Duke also spent some time in the early nineties as a bodyguard for Oliver North. North was slow to trust him, but Duke soon became a key part of his security during his campaign for senator in Virginia. The public office bug soon became a key part of Duke's increasingly megalomaniacal psyche.

Duke also found work as a bounty hunter, apprehending Zeke Brenner for jumping bail with the assistance of Earl.

===2000 and beyond===
Duke ran for the White House after a short stretch as a key advisor to Minnesota Governor Jesse Ventura. His campaign, headquartered in a motel in Coon Rapids, Minnesota, was a resounding failure, despite corporate sponsorships by heavy hitters Lipton Tea and Absolut Vodka. (Through the magic of motion capture technology, Duke was able to announce his candidacy in the real world on Larry King Live.) A successful business trafficking in stem cells was followed by a lucrative involvement in the messy fallout from the Enron scandal.

In March 2005, following the suicide of Hunter S. Thompson, the strip ran a tribute, with Uncle Duke lamenting the death of the man he called his "inspiration". The first of these strips featured a panel with artwork similar to that of Ralph Steadman, who illustrated several of Thompson's works, including his 1971 novel Fear and Loathing in Las Vegas.

During the U.S. occupation of Iraq, Duke installed himself as mayor of the (fictional) Iraqi city of Al Amok by exploiting a power base of looters. In late September 2005, he, having been robbed of his new fortune, relocated to New Orleans, Louisiana, to profit from the reconstruction efforts after hurricanes Katrina and Rita. There, after years of verbal abuse and neglect, Honey finally left Duke's employ, though they would later cross paths again.

Duke was then contacted by his son, now a successful "K Street lobbyist" in Washington, D.C., and joined his firm as a partner. The pair lobby first in favor of Native American tribes, then the repressive regime of "Greater Berzerkistan", a fictitious Central Asian country with a genocidal and megalomaniacal dictator called Trff Bmzklfrpz. During summer 2010 he also served as a mouthpiece for BP in conjunction with the Gulf oil leak.

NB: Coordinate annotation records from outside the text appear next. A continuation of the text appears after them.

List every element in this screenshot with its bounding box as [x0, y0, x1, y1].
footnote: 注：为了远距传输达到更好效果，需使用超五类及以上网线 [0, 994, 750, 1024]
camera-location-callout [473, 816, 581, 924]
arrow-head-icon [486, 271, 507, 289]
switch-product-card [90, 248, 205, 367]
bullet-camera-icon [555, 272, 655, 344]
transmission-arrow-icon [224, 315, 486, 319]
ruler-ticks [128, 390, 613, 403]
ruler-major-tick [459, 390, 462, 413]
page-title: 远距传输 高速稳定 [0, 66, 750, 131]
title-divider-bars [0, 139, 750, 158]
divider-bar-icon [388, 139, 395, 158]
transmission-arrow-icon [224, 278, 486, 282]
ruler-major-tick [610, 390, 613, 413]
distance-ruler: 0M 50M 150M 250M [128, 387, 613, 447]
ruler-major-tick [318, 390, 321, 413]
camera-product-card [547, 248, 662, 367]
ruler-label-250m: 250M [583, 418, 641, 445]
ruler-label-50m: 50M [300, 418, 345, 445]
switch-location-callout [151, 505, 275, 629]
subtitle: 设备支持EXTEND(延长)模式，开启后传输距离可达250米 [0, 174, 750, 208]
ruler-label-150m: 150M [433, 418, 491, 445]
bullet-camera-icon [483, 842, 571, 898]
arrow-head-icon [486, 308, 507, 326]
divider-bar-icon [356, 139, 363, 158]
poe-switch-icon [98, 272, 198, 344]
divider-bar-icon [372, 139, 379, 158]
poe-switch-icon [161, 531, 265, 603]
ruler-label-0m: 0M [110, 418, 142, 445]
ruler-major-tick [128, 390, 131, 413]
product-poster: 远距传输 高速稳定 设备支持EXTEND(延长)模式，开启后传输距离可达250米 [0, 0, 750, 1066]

== Hunter S. Thompson's reaction ==

Author and gonzo journalist Hunter S. Thompson, the obvious inspiration for Trudeau's Uncle Duke character (Thompson originally wrote Fear and Loathing in Las Vegas under the pseudonym Raoul Duke; in a short sequence of Doonesbury strips, Uncle Duke desires to write a memoir about his shoplifting conviction, entitled, "Fear And Loathing at Macy's Menswear") said in numerous interviews that he was irritated and unhappy with the characterization. After being questioned about his reaction to the character during a 1977 lecture at the University of Colorado at Boulder, Thompson commented that "some people grow up and want to be firemen, and some want to be president; nobody wants to grow up and be a cartoon character". He repeatedly stated that his anonymity as a journalist and his privacy as a citizen were lost "largely due to our friend Trudeau," and said he had no desire to meet Trudeau "because I might set the little bastard on fire." The two men apparently never did meet face to face. Toward the end of his life, Thompson reportedly told friends he had "made peace" with the Duke character, and it no longer bothered him.